Le Dénoûment impromptu, vaudeville en un acte à l'occasion de la paix, de M. Le Craig, 8 janvier 1806.

Théâtre de la Porte Saint-Martin.

Le Mémorial dramatique pour 1807, p. 166 donne comme date le 4 janvier 1806, mais le Courrier des spectacles précise bien que la première a eu lieu le 8.

Almanach des Muses 1807.

Titre :

Dénouement impromptu (le)

Genre

vaudeville à l’occasion de la paix

Nombre d'actes :

1

Vers ou prose ,

en prose, avec des couplets en vers

Musique :

vaudevilles

Date de création :

8 janvier 1806

Théâtre :

Théâtre de la Porte Saint-Marin

Auteur(s) des paroles :

Le Craig

Courrier des spectacles, n° 3266 du 9 janvier 1806, p. 2-3 :

[Un bien long article sur une pièce de circonstances. Mais il s’agit de rendre hommage à l’empereur vainqueur de la coalition de quatre rois. Pour célébrer la paix que la victoire apporte, l’auteur utilise les ressources du théâtre dans le théâtre : deux poètes, l’un optimiste, l’autre pessimiste, travaillent côte à côte. Et celui qui écrit une comédie la montre à tous. Cette pièce est une intrigue sentimentale, une jeune fille amoureuse d’un prisonnier allemand, situation que vient magiquement débloquer l’annonce de la victoire française et la signature de la paix. Les ennemis d’hier deviennent des amis. Pour célébrer la joie générale, un divertissement clôt la pièce, et célèbre la grandeur de Napoléon. Après avoir cité des couplets patriotiques, le critique souligne que la « représentation n’a pas été sans orages », entre sifflets et applaudissements, les allusions à l’armée et à l’empereur étant saluées. Les acteurs de la Porte Saint-Martin ne sont pas des chanteurs, mais leur prestation a été satisfaisante, une des actrices étant particulièrement louée.]

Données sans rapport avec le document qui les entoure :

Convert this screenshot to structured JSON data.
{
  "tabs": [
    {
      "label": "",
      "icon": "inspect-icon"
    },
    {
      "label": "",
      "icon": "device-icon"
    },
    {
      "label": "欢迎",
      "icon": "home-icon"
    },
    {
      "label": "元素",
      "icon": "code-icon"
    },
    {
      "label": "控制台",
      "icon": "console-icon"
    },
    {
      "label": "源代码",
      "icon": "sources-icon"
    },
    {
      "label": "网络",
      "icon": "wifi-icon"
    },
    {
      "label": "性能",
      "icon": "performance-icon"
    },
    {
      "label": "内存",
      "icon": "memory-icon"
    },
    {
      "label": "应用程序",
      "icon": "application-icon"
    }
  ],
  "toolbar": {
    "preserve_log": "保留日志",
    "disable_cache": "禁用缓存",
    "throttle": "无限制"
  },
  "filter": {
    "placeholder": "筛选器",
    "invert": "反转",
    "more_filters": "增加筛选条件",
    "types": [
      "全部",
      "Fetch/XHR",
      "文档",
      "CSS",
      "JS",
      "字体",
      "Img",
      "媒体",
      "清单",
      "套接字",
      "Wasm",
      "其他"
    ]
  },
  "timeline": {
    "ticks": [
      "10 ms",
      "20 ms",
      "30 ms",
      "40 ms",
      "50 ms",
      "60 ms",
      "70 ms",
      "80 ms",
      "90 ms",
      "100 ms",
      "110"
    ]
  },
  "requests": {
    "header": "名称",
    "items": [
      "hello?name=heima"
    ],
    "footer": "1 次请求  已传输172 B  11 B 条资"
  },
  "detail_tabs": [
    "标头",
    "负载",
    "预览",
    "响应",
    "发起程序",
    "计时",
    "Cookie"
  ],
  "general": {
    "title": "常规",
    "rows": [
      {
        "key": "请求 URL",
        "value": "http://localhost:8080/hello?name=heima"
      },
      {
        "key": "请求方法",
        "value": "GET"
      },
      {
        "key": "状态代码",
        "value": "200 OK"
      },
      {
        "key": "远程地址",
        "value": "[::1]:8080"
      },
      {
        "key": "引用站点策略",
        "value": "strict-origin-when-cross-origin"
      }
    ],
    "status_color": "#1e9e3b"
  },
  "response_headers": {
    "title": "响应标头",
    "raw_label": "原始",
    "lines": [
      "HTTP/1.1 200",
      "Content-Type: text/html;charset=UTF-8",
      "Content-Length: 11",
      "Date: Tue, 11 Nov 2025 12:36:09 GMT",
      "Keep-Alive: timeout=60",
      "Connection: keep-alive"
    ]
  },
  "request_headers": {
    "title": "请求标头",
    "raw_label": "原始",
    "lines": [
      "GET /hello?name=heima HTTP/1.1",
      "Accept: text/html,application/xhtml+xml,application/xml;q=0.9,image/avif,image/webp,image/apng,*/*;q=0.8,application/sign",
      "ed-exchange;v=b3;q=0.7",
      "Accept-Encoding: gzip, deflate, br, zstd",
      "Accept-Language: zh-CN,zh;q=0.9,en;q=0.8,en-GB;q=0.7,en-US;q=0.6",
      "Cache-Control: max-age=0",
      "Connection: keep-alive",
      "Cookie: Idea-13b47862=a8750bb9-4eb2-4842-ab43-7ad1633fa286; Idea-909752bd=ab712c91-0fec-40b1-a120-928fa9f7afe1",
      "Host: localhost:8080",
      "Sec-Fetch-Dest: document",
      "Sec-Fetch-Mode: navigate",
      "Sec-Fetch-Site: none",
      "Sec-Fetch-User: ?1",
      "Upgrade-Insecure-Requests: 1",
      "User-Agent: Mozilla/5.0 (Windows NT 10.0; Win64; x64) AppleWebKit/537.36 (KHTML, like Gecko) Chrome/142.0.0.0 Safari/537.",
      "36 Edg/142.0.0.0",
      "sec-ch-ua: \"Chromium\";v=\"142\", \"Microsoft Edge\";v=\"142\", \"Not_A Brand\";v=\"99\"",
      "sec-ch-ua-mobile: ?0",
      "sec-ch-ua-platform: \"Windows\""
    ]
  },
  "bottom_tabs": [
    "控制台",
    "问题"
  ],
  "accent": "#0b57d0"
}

Théâtre de la Porte St-Martin.

Le Dénouement impromptu, vaudeville à l’occasion de la paix.

C’est sur-tout au courage de nos armées et au génie du héros qui les commande qu'il appartient de donner des dénouemens impromptu aux plus grands événemens de l’Europe. Qui l’eût prévu, quand tout le continent sembloit s’armer contre les destinées de la France, que trois mois suffiroient pour dissiper cette ligue, détruire les plus formidables armées, et faire succéder les hymnes de paix aux chants guerriers de la victoire ?

C’est à ces prodiges de la valeur et du génie que l'auteur de la pièce nouvelle a voulu consacrer un léger tribut d’admiration et de reconnoissance. D’autres théâtres pourront offrir des conceptions plus fortes, des chants plus héroïques, mais M. Le Craig aura au moins l’avantage d’avoir précédé ses rivaux et chanté le retour de la paix dans un ouvrage agréable dont voici le sujet :

Deux poètes de caractère fort différent, sont dans l’habitude de se réunir chez M Fricoteau, restaurateur de guinguette, pour y travailler à leurs poèmes. L’un toujours prêt à rire, compose pour les théâtres ; l’antre, toujours prêt à pleurer, s’est voué au genre élégiaque. Le premier se nomme Jovial; le second s’appelle Larmoyant ; c’est le médecin Tant-pis et le médecin Tant-mieux. Jovial ne voit partout que sujets de plaisir et d’espérance ; Larmoyant ne voit jamais que des sujets de désolation. La coalition sur-tout lui porte le désordre dans les idées. Il ne rêve que les quatre Rois conjurés, les Cosaques, les Houlans, les batailles, les revers et les défaites.

Dans l'espoir de nous subjuguer,
Je vois quatre Rois se liguer,
        C'est ce qui me désole.

Jovial ne voit que le bras du héros qui commande nos armées :

Pour nous je vois un conquérant ;
S'ils sont quatre, il en vaut bien cent,
        C’est ce qui me console.

Les deux poëtes se mettent à composer ; Jovial s’occupe d’une comédte dont toutes les scènes sont prêtes, excepté le dénouement ; Larmoyant déclame une ode A la guerre.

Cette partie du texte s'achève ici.